Tous les matins à l’aube on voit des mères partir à la recherche de quelque chose à manger pour leurs enfants, qui ont le ventre vide depuis la veille.
Un de ces jours de faim extrême j’étais entré dans une maison, et je n’y ai vu que les visages émaciés de l’une des mères et de ses enfants. Ils n’avaient rien mangé du tout depuis deux jours et il n’y avait rien à manger dans la maison. Cela faisait six mois qu’ils n’avaient pas vu du pain. La situation était la même dans toute la ville – à un endroit, des gens se battaient pour quelques légumes que leur père avait plantés. Il était mort lors d’un raid aérien des forces armées, près d’un mois plus tôt.
Alors que je descendais à pied l’une des rues de la ville, mes yeux sont tombés sur un groupe d’enfants qui fouillaient dans une poubelle à la recherche de nourriture. C’est l’un des rares endroits où on peut encore essayer d’en trouver. Mais il n’y avait rien – les habitants ne jettent plus leurs restes ; on conserve désormais tout ce qui est consommable.
Khalid, un ancien haltérophile musclé et aux larges épaules, a tellement maigri que sa mère, qui a quitté Moadamiya, ne l’a pas tout de suite reconnu sur une photo qu’il lui avait envoyée. Quand elle a compris que c’était son fils, elle a pleuré une journée entière. L’unique message de son fils lui disait : « Prie pour moi, pour que je supporte cette faim ».
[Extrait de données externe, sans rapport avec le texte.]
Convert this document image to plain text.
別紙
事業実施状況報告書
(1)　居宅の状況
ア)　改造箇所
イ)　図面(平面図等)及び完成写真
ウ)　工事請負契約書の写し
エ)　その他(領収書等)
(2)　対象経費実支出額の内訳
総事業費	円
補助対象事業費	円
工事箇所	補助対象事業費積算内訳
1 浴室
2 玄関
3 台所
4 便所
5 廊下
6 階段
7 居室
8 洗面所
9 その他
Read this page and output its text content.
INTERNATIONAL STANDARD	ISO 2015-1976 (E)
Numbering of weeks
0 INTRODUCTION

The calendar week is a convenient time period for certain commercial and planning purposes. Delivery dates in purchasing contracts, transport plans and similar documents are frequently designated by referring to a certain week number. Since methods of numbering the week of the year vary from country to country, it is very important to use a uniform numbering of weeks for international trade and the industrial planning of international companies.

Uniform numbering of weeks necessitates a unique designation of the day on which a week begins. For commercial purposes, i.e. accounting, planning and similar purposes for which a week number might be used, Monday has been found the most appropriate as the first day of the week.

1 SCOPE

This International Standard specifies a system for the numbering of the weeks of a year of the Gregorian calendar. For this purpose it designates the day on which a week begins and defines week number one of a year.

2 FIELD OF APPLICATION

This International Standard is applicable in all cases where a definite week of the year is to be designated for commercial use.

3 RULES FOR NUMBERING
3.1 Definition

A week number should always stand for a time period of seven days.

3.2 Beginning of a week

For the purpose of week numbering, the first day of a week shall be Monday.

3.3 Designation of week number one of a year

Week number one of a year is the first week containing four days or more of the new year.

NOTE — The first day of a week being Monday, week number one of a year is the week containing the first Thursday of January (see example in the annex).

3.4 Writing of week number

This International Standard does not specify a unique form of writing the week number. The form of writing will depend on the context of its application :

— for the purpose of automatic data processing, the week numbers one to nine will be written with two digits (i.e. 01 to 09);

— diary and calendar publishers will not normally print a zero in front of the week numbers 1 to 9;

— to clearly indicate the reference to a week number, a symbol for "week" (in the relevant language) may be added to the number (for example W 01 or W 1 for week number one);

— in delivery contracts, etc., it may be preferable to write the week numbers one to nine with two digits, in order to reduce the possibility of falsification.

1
Dans une autre maison nous avons trouvé un groupe de jeunes assis, en silence. Quand nous leur avons demandé pourquoi ils étaient si silencieux, l’un d’eux nous a répondu : « Cela fait deux jours que nous n’avons pas mangé, pas parce que nous avons oublié de manger mais parce qu’il n’y a rien. Nous restons donc silencieux, puisqu’en parlant on dépense des calories dont on a besoin et qu’on ne peut pas remplacer ».
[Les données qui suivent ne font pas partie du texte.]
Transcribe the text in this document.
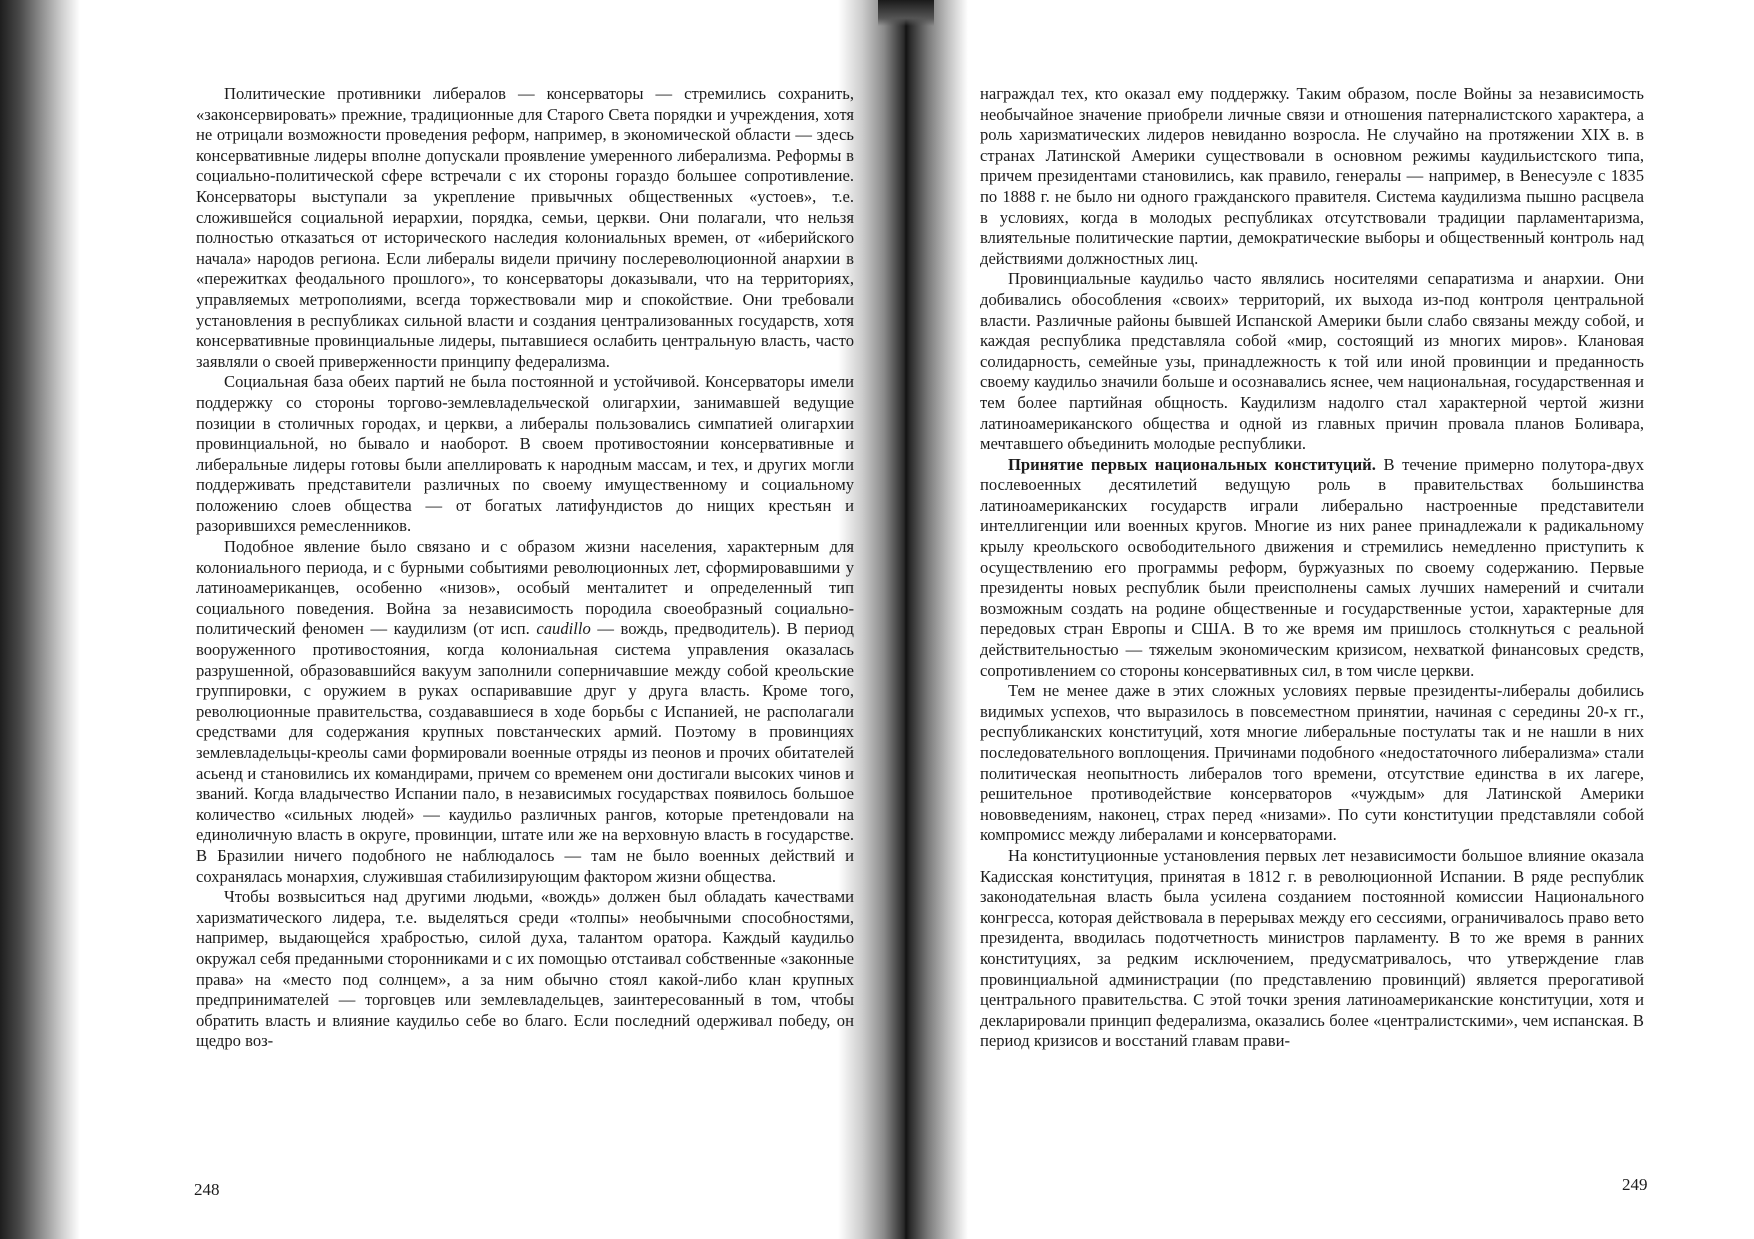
Политические противники либералов — консерваторы — стремились сохранить, «законсервировать» прежние, традиционные для Старого Света порядки и учреждения, хотя не отрицали возможности проведения реформ, например, в экономической области — здесь консервативные лидеры вполне допускали проявление умеренного либерализма. Реформы в социально-политической сфере встречали с их стороны гораздо большее сопротивление. Консерваторы выступали за укрепление привычных общественных «устоев», т.е. сложившейся социальной иерархии, порядка, семьи, церкви. Они полагали, что нельзя полностью отказаться от исторического наследия колониальных времен, от «иберийского начала» народов региона. Если либералы видели причину послереволюционной анархии в «пережитках феодального прошлого», то консерваторы доказывали, что на территориях, управляемых метрополиями, всегда торжествовали мир и спокойствие. Они требовали установления в республиках сильной власти и создания централизованных государств, хотя консервативные провинциальные лидеры, пытавшиеся ослабить центральную власть, часто заявляли о своей приверженности принципу федерализма.

Социальная база обеих партий не была постоянной и устойчивой. Консерваторы имели поддержку со стороны торгово-землевладельческой олигархии, занимавшей ведущие позиции в столичных городах, и церкви, а либералы пользовались симпатией олигархии провинциальной, но бывало и наоборот. В своем противостоянии консервативные и либеральные лидеры готовы были апеллировать к народным массам, и тех, и других могли поддерживать представители различных по своему имущественному и социальному положению слоев общества — от богатых латифундистов до нищих крестьян и разорившихся ремесленников.

Подобное явление было связано и с образом жизни населения, характерным для колониального периода, и с бурными событиями революционных лет, сформировавшими у латиноамериканцев, особенно «низов», особый менталитет и определенный тип социального поведения. Война за независимость породила своеобразный социально-политический феномен — каудилизм (от исп. caudillo — вождь, предводитель). В период вооруженного противостояния, когда колониальная система управления оказалась разрушенной, образовавшийся вакуум заполнили соперничавшие между собой креольские группировки, с оружием в руках оспаривавшие друг у друга власть. Кроме того, революционные правительства, создававшиеся в ходе борьбы с Испанией, не располагали средствами для содержания крупных повстанческих армий. Поэтому в провинциях землевладельцы-креолы сами формировали военные отряды из пеонов и прочих обитателей асьенд и становились их командирами, причем со временем они достигали высоких чинов и званий. Когда владычество Испании пало, в независимых государствах появилось большое количество «сильных людей» — каудильо различных рангов, которые претендовали на единоличную власть в округе, провинции, штате или же на верховную власть в государстве. В Бразилии ничего подобного не наблюдалось — там не было военных действий и сохранялась монархия, служившая стабилизирующим фактором жизни общества.

Чтобы возвыситься над другими людьми, «вождь» должен был обладать качествами харизматического лидера, т.е. выделяться среди «толпы» необычными способностями, например, выдающейся храбростью, силой духа, талантом оратора. Каждый каудильо окружал себя преданными сторонниками и с их помощью отстаивал собственные «законные права» на «место под солнцем», а за ним обычно стоял какой-либо клан крупных предпринимателей — торговцев или землевладельцев, заинтересованный в том, чтобы обратить власть и влияние каудильо себе во благо. Если последний одерживал победу, он щедро воз-

248

награждал тех, кто оказал ему поддержку. Таким образом, после Войны за независимость необычайное значение приобрели личные связи и отношения патерналистского характера, а роль харизматических лидеров невиданно возросла. Не случайно на протяжении XIX в. в странах Латинской Америки существовали в основном режимы каудильистского типа, причем президентами становились, как правило, генералы — например, в Венесуэле с 1835 по 1888 г. не было ни одного гражданского правителя. Система каудилизма пышно расцвела в условиях, когда в молодых республиках отсутствовали традиции парламентаризма, влиятельные политические партии, демократические выборы и общественный контроль над действиями должностных лиц.

Провинциальные каудильо часто являлись носителями сепаратизма и анархии. Они добивались обособления «своих» территорий, их выхода из-под контроля центральной власти. Различные районы бывшей Испанской Америки были слабо связаны между собой, и каждая республика представляла собой «мир, состоящий из многих миров». Клановая солидарность, семейные узы, принадлежность к той или иной провинции и преданность своему каудильо значили больше и осознавались яснее, чем национальная, государственная и тем более партийная общность. Каудилизм надолго стал характерной чертой жизни латиноамериканского общества и одной из главных причин провала планов Боливара, мечтавшего объединить молодые республики.

Принятие первых национальных конституций. В течение примерно полутора-двух послевоенных десятилетий ведущую роль в правительствах большинства латиноамериканских государств играли либерально настроенные представители интеллигенции или военных кругов. Многие из них ранее принадлежали к радикальному крылу креольского освободительного движения и стремились немедленно приступить к осуществлению его программы реформ, буржуазных по своему содержанию. Первые президенты новых республик были преисполнены самых лучших намерений и считали возможным создать на родине общественные и государственные устои, характерные для передовых стран Европы и США. В то же время им пришлось столкнуться с реальной действительностью — тяжелым экономическим кризисом, нехваткой финансовых средств, сопротивлением со стороны консервативных сил, в том числе церкви.

Тем не менее даже в этих сложных условиях первые президенты-либералы добились видимых успехов, что выразилось в повсеместном принятии, начиная с середины 20-х гг., республиканских конституций, хотя многие либеральные постулаты так и не нашли в них последовательного воплощения. Причинами подобного «недостаточного либерализма» стали политическая неопытность либералов того времени, отсутствие единства в их лагере, решительное противодействие консерваторов «чуждым» для Латинской Америки нововведениям, наконец, страх перед «низами». По сути конституции представляли собой компромисс между либералами и консерваторами.

На конституционные установления первых лет независимости большое влияние оказала Кадисская конституция, принятая в 1812 г. в революционной Испании. В ряде республик законодательная власть была усилена созданием постоянной комиссии Национального конгресса, которая действовала в перерывах между его сессиями, ограничивалось право вето президента, вводилась подотчетность министров парламенту. В то же время в ранних конституциях, за редким исключением, предусматривалось, что утверждение глав провинциальной администрации (по представлению провинций) является прерогативой центрального правительства. С этой точки зрения латиноамериканские конституции, хотя и декларировали принцип федерализма, оказались более «централистскими», чем испанская. В период кризисов и восстаний главам прави-

249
Les enfants de Moadamiya ont appris à goûter la différence entre le sucré, l’acide et l’amer des feuilles d’arbres, tout comme les enfants d’autres parties du monde font la différence entre une pizza et de la viande en sauce, ou entre du chocolat et des biscuits.
Ici, nous sommes à Moadamiya al-Cham, la « ville des affamés », en Syrie.